A typical SIEM will offer you following use cases:

  1. Log Collection
  2. Log Retention
  3. Log Analysis
  4. Event Correlation
  5. Forensics
  6. IT Compliance
  7. Real-time Alerting
  8. User Activity Monitoring
  9. File Integrity Monitoring
  10. Etc.

The deployment scenario could be also varied depending on the scale/scope of deployment and the way logs are aggregated also will depend on these scenarios. For example, the following could be some scenarios:

  • Deploying Log Collectors on the source locations and central log server to store logs. Then send only security-related logs to SIEM database - only the required logs will be stored in SIEM database and rest will be in the log central log server

  • Collect, store and process entire logs in SIEM database - where the entire logs will be stored in SIEM

A SIEM collecting logs and processing is unique to each SIEM supplier as most of them have their own Connectors/Templates (or supported log formats) for the commonly available devices/log sources. All SIEM vendors will provide you with a list of supported devices and any device not in this list to be connected manually, where the SIEM supplier might help you in drafting your own connector.

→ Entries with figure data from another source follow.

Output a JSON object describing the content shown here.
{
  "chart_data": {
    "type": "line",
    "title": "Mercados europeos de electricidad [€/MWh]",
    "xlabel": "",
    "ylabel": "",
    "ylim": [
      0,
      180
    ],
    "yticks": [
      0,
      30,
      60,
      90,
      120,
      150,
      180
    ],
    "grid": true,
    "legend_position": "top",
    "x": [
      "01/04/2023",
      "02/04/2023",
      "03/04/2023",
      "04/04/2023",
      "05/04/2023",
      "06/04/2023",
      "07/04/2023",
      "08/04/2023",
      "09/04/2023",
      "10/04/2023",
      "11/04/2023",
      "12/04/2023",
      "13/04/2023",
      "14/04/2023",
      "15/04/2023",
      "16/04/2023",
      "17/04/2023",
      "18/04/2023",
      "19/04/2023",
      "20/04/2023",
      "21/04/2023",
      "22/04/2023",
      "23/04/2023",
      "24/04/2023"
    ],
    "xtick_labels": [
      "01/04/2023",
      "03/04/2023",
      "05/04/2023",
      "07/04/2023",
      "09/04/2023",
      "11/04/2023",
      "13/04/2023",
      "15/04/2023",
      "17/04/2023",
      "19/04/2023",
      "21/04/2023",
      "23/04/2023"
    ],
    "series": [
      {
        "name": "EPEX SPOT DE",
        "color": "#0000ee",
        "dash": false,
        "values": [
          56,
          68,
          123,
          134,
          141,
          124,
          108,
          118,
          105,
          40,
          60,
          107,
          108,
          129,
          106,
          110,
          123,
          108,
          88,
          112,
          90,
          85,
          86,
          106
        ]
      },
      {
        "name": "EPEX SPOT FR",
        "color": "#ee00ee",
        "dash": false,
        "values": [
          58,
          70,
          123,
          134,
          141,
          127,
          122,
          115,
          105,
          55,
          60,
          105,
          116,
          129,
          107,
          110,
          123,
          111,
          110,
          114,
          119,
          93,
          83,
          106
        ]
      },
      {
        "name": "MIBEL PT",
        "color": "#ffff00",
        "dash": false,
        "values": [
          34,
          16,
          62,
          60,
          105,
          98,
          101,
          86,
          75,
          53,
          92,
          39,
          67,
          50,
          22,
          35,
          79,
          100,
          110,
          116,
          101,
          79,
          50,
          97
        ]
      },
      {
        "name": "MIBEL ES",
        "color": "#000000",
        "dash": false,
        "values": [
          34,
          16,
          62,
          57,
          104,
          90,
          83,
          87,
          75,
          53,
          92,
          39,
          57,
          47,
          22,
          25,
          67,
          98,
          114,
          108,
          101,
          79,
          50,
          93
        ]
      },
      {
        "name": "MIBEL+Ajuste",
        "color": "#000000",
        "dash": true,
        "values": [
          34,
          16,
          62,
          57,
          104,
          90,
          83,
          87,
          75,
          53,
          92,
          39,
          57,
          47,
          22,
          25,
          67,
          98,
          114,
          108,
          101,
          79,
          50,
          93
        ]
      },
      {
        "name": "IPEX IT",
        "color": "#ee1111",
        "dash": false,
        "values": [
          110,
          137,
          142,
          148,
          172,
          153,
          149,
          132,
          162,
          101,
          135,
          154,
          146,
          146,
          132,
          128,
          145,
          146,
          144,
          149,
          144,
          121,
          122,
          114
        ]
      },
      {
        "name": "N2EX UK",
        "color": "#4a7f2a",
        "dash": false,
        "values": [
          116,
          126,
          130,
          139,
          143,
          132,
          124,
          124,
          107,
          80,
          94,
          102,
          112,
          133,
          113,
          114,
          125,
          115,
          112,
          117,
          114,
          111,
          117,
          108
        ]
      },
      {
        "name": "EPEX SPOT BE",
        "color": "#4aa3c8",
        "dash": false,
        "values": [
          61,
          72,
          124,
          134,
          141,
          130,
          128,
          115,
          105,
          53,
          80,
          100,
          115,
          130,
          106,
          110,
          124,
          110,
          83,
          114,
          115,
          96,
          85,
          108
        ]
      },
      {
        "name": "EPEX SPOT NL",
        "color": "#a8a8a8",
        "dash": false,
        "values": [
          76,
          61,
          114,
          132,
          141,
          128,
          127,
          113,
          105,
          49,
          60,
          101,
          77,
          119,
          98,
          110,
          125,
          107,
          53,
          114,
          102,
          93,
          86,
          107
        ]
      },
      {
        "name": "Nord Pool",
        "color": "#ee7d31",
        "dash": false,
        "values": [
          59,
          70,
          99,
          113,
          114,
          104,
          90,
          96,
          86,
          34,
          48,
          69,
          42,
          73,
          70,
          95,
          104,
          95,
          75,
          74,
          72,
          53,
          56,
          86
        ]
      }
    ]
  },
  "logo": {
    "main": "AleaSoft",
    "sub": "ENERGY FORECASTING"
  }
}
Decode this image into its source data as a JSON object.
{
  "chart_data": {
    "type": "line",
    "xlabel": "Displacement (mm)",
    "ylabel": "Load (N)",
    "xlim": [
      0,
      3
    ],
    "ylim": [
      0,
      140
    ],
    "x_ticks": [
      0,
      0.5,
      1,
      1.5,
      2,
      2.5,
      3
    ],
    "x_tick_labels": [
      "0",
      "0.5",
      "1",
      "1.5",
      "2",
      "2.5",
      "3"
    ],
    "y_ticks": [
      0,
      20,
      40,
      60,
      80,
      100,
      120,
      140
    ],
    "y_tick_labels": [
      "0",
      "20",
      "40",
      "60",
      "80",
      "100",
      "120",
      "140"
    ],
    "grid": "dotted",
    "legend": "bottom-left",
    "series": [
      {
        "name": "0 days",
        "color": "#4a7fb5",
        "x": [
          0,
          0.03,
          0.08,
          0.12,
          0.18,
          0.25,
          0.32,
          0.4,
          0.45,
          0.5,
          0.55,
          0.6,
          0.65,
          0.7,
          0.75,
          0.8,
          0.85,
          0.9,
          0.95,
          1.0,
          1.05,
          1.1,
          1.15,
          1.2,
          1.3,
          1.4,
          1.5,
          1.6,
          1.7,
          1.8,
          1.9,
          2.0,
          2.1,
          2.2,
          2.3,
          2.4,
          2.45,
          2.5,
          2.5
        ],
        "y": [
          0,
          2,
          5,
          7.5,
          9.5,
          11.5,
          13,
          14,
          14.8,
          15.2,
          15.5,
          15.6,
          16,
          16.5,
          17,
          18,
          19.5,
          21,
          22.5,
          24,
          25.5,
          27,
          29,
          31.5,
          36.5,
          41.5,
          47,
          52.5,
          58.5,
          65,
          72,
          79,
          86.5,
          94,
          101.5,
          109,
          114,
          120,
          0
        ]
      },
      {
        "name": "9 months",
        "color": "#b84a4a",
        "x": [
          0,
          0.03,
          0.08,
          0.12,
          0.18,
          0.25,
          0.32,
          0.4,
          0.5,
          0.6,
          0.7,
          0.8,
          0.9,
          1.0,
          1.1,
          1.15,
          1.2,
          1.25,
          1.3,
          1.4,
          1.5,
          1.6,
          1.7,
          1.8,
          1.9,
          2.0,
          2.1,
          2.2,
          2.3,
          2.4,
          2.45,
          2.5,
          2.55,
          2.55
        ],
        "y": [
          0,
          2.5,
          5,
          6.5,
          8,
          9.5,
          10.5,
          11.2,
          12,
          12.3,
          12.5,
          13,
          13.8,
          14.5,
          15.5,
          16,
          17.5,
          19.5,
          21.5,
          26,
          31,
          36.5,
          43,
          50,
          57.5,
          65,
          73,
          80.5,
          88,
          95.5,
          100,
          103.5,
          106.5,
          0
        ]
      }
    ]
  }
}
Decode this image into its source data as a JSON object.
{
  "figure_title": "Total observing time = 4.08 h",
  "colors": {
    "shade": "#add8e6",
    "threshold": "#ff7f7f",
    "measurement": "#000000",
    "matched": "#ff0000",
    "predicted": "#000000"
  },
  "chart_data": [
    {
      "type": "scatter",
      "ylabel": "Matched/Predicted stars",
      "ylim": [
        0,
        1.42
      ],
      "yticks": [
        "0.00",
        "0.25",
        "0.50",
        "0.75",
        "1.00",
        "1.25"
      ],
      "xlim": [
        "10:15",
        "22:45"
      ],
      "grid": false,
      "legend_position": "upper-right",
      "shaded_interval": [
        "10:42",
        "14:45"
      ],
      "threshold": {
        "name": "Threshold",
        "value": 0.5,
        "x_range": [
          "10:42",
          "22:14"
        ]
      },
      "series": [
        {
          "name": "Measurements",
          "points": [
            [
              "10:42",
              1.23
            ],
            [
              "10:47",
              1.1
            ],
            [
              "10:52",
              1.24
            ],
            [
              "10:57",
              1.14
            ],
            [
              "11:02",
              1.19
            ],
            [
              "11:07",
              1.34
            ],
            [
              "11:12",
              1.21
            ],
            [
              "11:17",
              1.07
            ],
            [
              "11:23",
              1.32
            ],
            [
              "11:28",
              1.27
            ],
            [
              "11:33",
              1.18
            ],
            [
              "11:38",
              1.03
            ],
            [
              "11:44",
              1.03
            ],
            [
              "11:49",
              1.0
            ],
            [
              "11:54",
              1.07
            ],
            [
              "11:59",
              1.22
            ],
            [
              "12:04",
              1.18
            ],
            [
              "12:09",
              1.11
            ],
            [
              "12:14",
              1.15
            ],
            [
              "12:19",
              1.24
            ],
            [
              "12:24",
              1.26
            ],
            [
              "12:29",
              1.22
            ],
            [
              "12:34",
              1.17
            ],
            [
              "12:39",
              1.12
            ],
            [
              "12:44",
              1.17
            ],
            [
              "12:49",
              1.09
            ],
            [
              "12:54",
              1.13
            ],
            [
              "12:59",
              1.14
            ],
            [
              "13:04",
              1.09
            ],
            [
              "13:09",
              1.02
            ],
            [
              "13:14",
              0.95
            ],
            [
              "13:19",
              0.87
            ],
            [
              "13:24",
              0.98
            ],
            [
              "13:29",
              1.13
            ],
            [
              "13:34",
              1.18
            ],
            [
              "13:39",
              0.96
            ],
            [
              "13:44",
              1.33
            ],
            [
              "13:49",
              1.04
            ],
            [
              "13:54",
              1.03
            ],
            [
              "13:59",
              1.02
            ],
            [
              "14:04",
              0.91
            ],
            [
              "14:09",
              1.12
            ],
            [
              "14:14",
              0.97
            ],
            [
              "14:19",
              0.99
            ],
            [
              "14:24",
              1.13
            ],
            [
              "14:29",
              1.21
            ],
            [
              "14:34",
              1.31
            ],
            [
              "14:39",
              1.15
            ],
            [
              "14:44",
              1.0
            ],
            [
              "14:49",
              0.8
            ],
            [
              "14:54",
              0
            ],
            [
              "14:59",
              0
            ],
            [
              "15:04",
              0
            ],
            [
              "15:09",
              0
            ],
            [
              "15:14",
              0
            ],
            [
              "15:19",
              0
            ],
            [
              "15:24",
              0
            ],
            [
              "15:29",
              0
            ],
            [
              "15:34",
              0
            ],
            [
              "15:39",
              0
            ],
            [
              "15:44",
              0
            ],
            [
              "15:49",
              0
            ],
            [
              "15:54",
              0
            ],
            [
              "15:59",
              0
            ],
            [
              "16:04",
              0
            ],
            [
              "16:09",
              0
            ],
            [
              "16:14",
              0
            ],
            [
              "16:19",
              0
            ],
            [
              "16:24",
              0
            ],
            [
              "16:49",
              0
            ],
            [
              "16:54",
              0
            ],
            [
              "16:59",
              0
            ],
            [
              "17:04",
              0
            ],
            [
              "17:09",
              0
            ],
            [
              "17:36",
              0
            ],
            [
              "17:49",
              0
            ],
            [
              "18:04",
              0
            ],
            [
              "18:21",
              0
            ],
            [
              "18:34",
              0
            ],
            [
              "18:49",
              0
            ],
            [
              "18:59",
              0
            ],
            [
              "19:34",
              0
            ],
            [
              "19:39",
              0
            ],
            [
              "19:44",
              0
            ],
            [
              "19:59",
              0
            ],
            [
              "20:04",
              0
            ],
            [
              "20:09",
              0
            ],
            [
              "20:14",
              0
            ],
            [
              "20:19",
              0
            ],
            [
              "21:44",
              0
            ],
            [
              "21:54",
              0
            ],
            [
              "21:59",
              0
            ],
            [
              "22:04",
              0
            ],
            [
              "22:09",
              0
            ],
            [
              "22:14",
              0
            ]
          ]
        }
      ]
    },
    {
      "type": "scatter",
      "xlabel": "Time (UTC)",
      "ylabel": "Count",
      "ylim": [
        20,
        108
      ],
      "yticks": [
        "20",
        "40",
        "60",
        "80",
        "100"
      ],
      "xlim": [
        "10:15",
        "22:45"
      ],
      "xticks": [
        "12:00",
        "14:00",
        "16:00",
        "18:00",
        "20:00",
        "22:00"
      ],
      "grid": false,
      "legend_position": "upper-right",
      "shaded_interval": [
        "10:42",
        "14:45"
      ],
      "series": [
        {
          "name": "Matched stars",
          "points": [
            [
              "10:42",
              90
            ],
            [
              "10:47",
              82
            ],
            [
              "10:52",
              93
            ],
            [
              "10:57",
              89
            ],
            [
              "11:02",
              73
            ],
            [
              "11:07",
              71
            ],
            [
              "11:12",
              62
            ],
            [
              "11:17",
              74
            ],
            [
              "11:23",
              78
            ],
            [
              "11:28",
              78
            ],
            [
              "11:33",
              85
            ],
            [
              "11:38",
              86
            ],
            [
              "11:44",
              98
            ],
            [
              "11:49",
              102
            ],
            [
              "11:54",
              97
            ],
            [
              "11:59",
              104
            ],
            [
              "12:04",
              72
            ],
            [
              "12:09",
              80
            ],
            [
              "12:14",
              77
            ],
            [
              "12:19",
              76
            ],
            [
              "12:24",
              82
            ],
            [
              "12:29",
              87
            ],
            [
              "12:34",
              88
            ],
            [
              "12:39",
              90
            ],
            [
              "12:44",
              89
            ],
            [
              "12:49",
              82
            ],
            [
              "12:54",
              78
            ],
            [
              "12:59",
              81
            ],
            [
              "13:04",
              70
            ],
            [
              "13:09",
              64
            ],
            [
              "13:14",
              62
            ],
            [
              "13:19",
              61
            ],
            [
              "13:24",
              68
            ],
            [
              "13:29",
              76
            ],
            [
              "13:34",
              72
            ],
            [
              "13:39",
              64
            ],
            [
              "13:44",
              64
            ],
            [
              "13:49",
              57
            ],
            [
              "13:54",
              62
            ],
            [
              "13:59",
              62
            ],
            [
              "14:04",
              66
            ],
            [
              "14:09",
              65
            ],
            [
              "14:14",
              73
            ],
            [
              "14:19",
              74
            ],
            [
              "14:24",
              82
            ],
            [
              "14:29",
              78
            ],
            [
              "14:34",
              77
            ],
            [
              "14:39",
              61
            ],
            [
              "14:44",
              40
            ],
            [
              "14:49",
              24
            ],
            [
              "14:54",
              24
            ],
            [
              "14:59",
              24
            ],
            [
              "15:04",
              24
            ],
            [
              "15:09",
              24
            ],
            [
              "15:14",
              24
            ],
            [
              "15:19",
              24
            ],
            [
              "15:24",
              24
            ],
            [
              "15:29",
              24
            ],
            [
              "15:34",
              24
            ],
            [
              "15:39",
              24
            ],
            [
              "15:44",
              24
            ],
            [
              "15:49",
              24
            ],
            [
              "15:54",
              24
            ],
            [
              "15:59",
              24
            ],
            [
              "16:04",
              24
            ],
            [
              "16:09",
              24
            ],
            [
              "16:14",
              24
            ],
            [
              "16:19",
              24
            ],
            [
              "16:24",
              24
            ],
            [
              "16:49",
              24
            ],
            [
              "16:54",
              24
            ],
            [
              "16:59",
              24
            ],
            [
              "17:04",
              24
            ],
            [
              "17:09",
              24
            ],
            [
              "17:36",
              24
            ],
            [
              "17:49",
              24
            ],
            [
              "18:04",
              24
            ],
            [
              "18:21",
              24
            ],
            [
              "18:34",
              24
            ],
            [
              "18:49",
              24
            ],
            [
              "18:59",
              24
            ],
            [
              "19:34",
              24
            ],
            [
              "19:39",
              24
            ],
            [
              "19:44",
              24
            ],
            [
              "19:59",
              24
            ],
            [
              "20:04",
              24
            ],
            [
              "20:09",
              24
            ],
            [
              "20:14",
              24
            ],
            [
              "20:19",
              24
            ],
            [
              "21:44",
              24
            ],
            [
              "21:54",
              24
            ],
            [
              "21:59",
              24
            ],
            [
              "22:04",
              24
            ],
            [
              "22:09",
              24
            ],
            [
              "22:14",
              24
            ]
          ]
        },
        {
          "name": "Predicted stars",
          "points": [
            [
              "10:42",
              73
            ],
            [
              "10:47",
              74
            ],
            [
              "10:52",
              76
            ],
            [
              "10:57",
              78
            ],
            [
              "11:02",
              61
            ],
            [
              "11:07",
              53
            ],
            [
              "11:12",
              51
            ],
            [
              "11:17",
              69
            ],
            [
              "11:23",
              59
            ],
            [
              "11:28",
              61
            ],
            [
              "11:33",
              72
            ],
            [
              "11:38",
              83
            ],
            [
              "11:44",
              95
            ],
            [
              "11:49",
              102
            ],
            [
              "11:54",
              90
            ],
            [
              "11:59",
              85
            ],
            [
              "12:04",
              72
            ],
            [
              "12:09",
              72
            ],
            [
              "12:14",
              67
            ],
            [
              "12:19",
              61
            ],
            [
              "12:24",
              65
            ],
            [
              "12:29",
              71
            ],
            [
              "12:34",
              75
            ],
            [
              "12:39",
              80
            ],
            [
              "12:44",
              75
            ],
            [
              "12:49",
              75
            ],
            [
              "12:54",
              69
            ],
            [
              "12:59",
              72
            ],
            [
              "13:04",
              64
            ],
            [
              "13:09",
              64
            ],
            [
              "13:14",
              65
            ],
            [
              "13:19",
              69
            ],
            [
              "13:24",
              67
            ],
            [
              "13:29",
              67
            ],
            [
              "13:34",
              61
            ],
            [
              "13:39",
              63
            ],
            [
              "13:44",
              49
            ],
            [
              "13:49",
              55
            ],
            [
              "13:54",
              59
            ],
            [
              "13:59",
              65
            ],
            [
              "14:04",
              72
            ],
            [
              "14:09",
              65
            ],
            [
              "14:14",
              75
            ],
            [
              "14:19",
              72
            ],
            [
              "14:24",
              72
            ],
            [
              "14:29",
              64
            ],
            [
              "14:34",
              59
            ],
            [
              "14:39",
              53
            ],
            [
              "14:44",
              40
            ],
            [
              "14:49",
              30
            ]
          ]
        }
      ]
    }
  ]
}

You may refer to the following links for a sample SIEM vendor supported device list (connectors are readily available):

https://www.scribd.com/document/60264371/LogRhythm-Supported-Products-List

Most of the SIEM suppliers have their own way of storing logs (data format to table structure may differ). Most of them will process the received logs and convert to the structure their core platform can understand.

The above-mentioned connectors/templates are used to convert the native source format to the SIEM understandable format.